Metropolitan News-Enterprise

 

Thursday, April 15, 2004

 

Page 3

 

C.A. Bars Former Councilwoman’s ‘Entrapment by Estoppel’ Defense

 

By a MetNews Staff Writer

 

This district’s Court of Appeal yesterday revived efforts to prosecute a former Bell Gardens city councilwoman for conflict of interest, ruling that a judge erred in deciding she could present evidence of “entrapment by estoppel” in her defense.

Prosecutors abandoned felony conflict of interest charges against Maria Chacon after Los Angeles Superior Court Judge Michael M. Johnson said that at a trial he would, if the evidence warranted it, instruct jurors she could not be convicted if she acted in reliance on advice from then-City Attorney Arnoldo Beltran. Chacon was charged with conspiring with other council members to repeal an ordinance barring council members from accepting the post of city manager until they had been off the council for a year.

The ordinance was repealed in October of 2000, with Chacon joining her colleagues in voting in favor of the repeal, and Chacon accepted the city manager job in December of that year.

Her lawyers said she would present testimony that Beltran proposed eliminating the existing ordinance, drafted the repeal, and drafted the contract hiring her as city manager. Her due process rights under the U.S. Constitution would be violated if she could be prosecuted for relying on Beltran’s advice, she contended.

Johnson agreed, saying he was bound to follow Cox v. Louisiana (1965) 379 U.S. 559. Cox held that demonstrators could not be prosecuted for picketing “near” a courthouse after the police chief and city officials told them it would be legal to do so across the street.

Writing for Div. Four, Justice Norman L. Epstein noted that the “entrapment by estoppel” defense has not been recognized in any published California opinion. Distinguishing Cox, he pointed out that many federal courts have “rejected attempts to invoke the defense of entrapment by estoppel where a state or local official has given advice concerning a federal offense.”

He declared:

“The reasoning of the federal circuit courts that advice given by a state official cannot preclude federal prosecution for a violation of federal law applies with equal force where, as in this case, the defendant claims a defense to a state prosecution based on advice from a city official….[T]he city attorney of Bell Gardens did not have the authority to bind the People of the State of California to an erroneous interpretation of state conflict of interest statutes.”

In Cox, Epstein explained, the defendants had relied on advice from the very Louisiana officials charged with enforcing a statute containing an imprecise term.

“Unlike the officials and agencies in Cox, Raley [v.
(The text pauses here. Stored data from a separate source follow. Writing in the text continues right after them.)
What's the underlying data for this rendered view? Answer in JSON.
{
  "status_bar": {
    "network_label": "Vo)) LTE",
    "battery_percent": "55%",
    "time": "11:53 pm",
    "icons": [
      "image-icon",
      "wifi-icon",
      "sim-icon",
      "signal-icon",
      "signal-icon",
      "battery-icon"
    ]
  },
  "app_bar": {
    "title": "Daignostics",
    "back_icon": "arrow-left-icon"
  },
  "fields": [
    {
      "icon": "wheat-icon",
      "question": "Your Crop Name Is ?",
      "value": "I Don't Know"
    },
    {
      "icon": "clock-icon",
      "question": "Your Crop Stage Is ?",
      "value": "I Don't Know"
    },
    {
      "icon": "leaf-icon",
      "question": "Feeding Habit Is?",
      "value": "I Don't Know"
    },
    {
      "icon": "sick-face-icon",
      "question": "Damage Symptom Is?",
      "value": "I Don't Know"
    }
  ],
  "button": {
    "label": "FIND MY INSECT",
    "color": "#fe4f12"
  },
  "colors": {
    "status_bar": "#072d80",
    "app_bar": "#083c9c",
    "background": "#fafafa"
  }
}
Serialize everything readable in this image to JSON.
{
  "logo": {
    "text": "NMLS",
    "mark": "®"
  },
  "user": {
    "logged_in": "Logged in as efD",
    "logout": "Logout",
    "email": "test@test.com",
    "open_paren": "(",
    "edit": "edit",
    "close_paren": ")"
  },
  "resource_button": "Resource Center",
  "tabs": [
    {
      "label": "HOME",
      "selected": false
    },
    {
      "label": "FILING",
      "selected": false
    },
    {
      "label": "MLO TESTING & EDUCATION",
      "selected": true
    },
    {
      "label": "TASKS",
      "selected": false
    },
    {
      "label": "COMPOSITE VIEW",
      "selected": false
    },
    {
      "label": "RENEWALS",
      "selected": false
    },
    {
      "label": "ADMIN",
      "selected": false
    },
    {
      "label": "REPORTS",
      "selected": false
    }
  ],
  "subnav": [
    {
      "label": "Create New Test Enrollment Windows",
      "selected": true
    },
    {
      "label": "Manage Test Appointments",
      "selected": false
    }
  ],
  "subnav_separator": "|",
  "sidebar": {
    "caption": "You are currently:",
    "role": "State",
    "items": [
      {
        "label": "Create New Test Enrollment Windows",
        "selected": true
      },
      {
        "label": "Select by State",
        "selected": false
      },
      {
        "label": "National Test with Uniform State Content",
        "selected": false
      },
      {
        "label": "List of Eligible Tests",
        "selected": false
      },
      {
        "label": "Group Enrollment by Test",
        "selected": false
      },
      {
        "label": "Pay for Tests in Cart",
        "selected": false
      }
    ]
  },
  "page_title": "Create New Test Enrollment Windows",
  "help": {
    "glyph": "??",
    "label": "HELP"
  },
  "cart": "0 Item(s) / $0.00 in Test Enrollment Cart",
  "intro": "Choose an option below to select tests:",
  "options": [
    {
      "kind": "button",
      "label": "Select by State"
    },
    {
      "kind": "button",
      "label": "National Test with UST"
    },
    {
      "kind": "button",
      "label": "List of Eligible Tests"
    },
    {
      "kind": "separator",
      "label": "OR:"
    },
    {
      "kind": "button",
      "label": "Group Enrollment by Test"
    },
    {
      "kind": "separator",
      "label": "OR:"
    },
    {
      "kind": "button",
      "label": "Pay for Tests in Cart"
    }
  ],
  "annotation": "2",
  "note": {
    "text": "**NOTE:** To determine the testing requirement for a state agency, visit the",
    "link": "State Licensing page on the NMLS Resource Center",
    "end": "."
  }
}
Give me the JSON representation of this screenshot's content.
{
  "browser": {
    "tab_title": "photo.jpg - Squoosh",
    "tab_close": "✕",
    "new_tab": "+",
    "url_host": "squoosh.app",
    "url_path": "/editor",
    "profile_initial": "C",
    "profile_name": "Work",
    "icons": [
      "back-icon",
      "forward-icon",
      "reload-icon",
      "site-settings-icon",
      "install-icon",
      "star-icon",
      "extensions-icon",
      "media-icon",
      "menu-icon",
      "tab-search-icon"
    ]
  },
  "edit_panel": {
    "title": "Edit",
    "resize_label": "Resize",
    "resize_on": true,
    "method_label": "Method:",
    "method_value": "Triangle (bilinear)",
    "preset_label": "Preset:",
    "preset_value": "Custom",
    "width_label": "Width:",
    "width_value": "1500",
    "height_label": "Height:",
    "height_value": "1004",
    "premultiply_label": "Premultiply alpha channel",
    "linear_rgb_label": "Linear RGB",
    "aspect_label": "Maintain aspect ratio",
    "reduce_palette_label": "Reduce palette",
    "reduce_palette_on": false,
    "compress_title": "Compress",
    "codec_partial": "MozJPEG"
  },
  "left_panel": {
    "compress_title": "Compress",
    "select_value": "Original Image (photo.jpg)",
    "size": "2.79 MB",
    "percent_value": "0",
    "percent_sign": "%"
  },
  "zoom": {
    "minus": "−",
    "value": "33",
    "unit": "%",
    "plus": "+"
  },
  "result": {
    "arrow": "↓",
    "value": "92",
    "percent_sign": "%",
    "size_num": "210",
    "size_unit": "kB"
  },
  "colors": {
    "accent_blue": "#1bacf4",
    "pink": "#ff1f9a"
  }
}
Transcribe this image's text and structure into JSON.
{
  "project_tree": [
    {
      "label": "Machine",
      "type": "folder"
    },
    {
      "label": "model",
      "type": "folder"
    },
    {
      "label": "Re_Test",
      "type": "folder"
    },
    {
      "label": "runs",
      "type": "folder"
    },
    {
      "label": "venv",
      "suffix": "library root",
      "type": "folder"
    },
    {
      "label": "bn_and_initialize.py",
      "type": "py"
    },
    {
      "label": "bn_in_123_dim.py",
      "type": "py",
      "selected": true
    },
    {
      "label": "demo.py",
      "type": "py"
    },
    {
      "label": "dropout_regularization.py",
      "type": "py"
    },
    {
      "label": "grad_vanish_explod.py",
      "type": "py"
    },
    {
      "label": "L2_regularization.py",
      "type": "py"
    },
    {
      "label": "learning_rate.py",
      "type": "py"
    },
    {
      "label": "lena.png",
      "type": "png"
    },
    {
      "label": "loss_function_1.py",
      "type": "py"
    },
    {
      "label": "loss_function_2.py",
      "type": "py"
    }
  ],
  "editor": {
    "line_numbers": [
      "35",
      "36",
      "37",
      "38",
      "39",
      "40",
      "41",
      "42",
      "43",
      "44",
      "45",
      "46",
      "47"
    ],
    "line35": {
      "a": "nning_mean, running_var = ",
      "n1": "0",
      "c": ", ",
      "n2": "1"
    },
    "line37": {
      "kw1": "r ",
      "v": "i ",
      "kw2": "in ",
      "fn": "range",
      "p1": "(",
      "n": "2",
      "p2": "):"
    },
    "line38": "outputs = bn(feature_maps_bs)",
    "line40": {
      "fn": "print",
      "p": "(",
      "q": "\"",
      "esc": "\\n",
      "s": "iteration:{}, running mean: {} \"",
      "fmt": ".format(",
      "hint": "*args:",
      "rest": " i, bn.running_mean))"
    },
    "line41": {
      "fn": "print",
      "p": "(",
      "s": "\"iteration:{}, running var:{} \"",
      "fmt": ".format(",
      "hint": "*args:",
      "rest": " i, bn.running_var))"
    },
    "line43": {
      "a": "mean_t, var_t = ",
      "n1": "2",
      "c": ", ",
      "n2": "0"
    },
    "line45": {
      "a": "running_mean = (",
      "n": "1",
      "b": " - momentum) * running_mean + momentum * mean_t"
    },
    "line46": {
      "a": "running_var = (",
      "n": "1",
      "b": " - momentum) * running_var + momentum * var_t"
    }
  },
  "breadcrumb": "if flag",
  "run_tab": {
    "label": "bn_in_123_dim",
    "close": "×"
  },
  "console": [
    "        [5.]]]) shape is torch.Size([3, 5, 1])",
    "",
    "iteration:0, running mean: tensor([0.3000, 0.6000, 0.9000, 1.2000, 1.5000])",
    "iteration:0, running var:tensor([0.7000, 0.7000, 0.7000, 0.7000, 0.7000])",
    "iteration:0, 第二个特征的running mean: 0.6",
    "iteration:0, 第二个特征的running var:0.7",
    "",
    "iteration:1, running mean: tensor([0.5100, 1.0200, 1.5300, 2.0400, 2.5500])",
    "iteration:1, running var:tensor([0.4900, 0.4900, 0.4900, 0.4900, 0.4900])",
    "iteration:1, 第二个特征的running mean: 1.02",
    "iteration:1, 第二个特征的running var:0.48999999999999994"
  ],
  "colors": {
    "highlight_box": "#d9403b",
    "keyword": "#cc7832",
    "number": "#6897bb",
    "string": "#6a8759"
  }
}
Ohio (1959) 360 U.S. 423], and United States v. Pennsylvania Chem. Corp. [(1973) 411 U.S. 655], the city attorney of Bell Gardens has neither enforcement nor regulatory authority over the state conflict of interest criminal statutes,” the justice said.

He added:

“The factual scenario in which this prosecution arises suggests a good reason to reject the defense: Chacon relies on advice given by a subordinate. Bell Gardens is a general law city. Government Code sections 36505 and 36506 establish that an appointed city attorney serves at the pleasure of the city council. Though this circumstance is not determinative, it presents a good illustration of why advice given by a local government official should not estop the state from pursuing a prosecution for a violation of a state statute.”

Allowing the “entrapment by estoppel” defense under the circumstance of Chacon’s case “would undercut the district attorney’s prosecutorial authority,” Epstein concluded.

The justice also rejected Chacon’s argument that prosecutors were not entitled to appeal the dismissal of the case against her.

He conceded that previous cases upholding the right of prosecutors to appeal after an adverse evidentiary ruling forced them to abandon a case involved the exclusion of prosecution evidence. But he reasoned that the same rationale was applicable, since if the case were to go forward and Chacon were acquitted an appeal would be barred, leaving prosecutors without a means of challenging the Johnson’s ruling.

Chacon’s attorney, Michael D. Nasatir of Nasatir, Hirsch, Podberesky & Genego in Santa Monica, declined to comment yesterday, saying he had not yet reviewed the appellate ruling. Deputy District Attorney Phyllis C. Asayama, who represented the prosecution on appeal, did not return a MetNews phone call.

The case is People v. Chacon, B164649.